As readers are aware, Portland’s School Board has given its unanimous support to a proposal authorizing the school district to form a citizen task force and develop an agreement that would allow city buses to transport Portland high school students to and from classes.

The plan, prepared by Gregory Jordan, general manager of the Greater Portland Transit District (which operates the Metro bus service), is apparently the result of meetings between members of the School Board and Metro leadership over the past year. Yet the citizens of Portland have only recently learned of it (and it is interesting to note that it was not mentioned at the high school open houses held just a couple of months ago).

Transportation issues have plagued the district for years. The current policy of denying school bus service to middle school and high school students who live within 2 miles of their school is unrealistic and problematic.

Many readers are aware of the traffic congestion created by parents who have little choice but to drive their children to school. These transportation policies have been prioritized and now determine the school schedules (start and end times).

The Metro proposal does not solve the transportation dilemma – it actually stands to exacerbate traffic.

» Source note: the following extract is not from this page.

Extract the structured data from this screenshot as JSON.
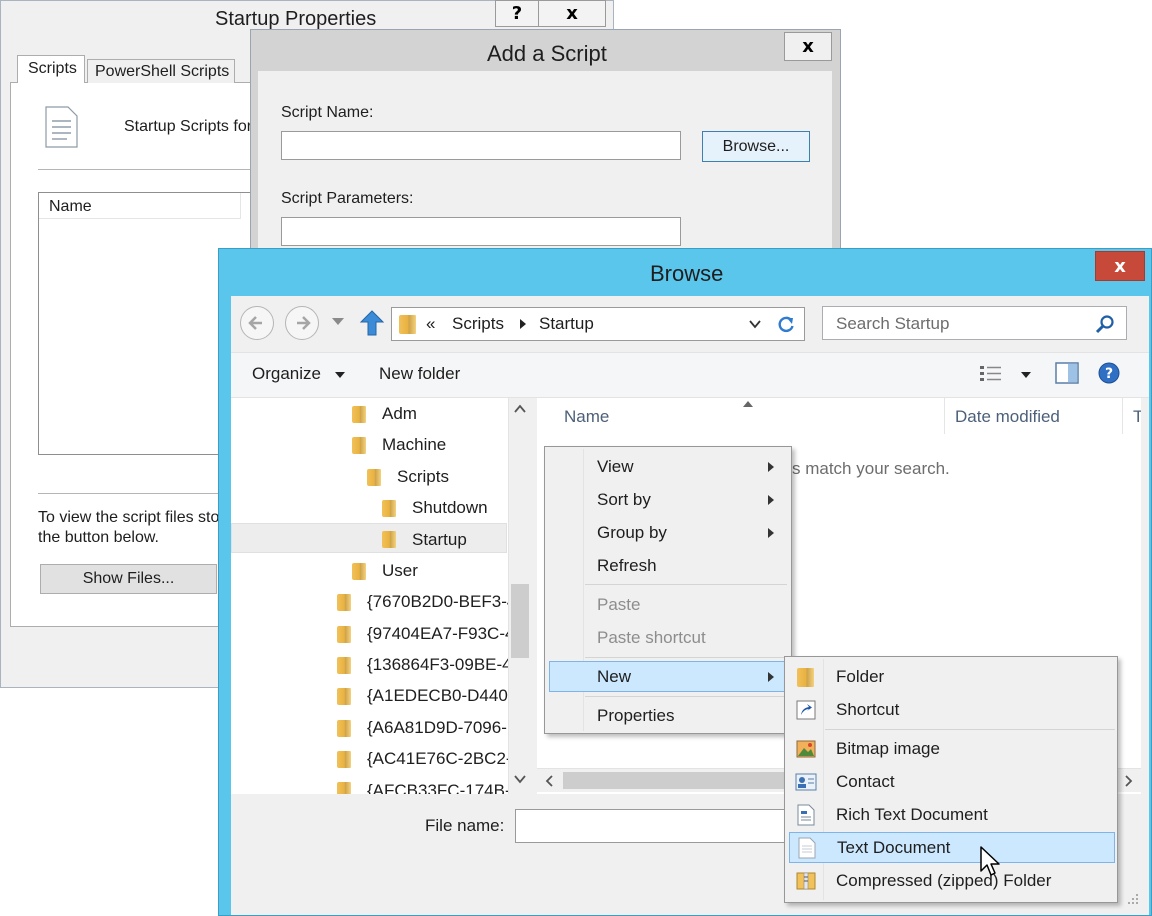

The proposal is misleading in that it states that students who live within 2 miles of their high school would be able to take advantage of the Metro service under the new system. These students already can use Metro service, but if the proposal is enacted, no new bus lines or stops would be added. If the 2-mile policy is an issue (and I agree that it is), it needs to be re-evaluated districtwide for all schools.

The Metro proposal is flawed, ignoring the students who are currently eligible to be transported on a school bus who do not live reasonably close to a Metro bus stop. The maps presented make it clear that hundreds of such students will face unreasonable commuting conditions, because, given Metro’s limited services, these suburbanites tend to live farther away from bus stops.

Using the Metro website, I calculated our daughter’s commute to Portland High School under the current schedule. She would need to depart by 6:37 a.m. and walk nearly a mile to the Route 3 bus stop at Auburn and Jackson streets.

The distance alone is undesirable, but there are additional challenges: Two of the streets she would have to walk on do not have sidewalks, and there is no nearby crosswalk to safely get to the west side of busy Auburn Street.

Once the bus did arrive, she would face an estimated 35- to 40-minute ride with 33 potential stops. Thankfully, the Elm Street station is very close to Portland High. In the best-case scenario, it would take an hour.

The journey home would take longer (a 30-minute wait after school to take a Route 6 bus and then a 1.1-mile walk from the Washington Avenue stop to home). Her scenario is better than the one many others would face, as the proposal indicates that some Casco Bay and Deering students would have to transfer and take two buses.

I assume that other parents will find this system unacceptable and most will opt to drive their children to school. Those students who are not able to get a ride will face numerous potential safety issues: longer walks to bus stops, boarding buses without flashing red lights and laws requiring nearby traffic to stop, and fellow passengers who are not their peers.

It seems clear that the district requires comprehensive strategic planning to ensure that all Portland Public Schools students have reasonable access to transportation to school.

The proposal’s recommendation to form a task force of stakeholders is appropriate and necessary. However, it is now too late to aim for September implementation. Once formed, the task force needs substantial time to collect additional data.

I urge the district to consider launching a pilot program during the next school year. Find some student volunteers who can test it out. Designate a few weeks or a month during which students can ride for free to see who would take advantage of this service.

At this point, to rush into this program and change the daily school schedule to accommodate it would be irresponsible.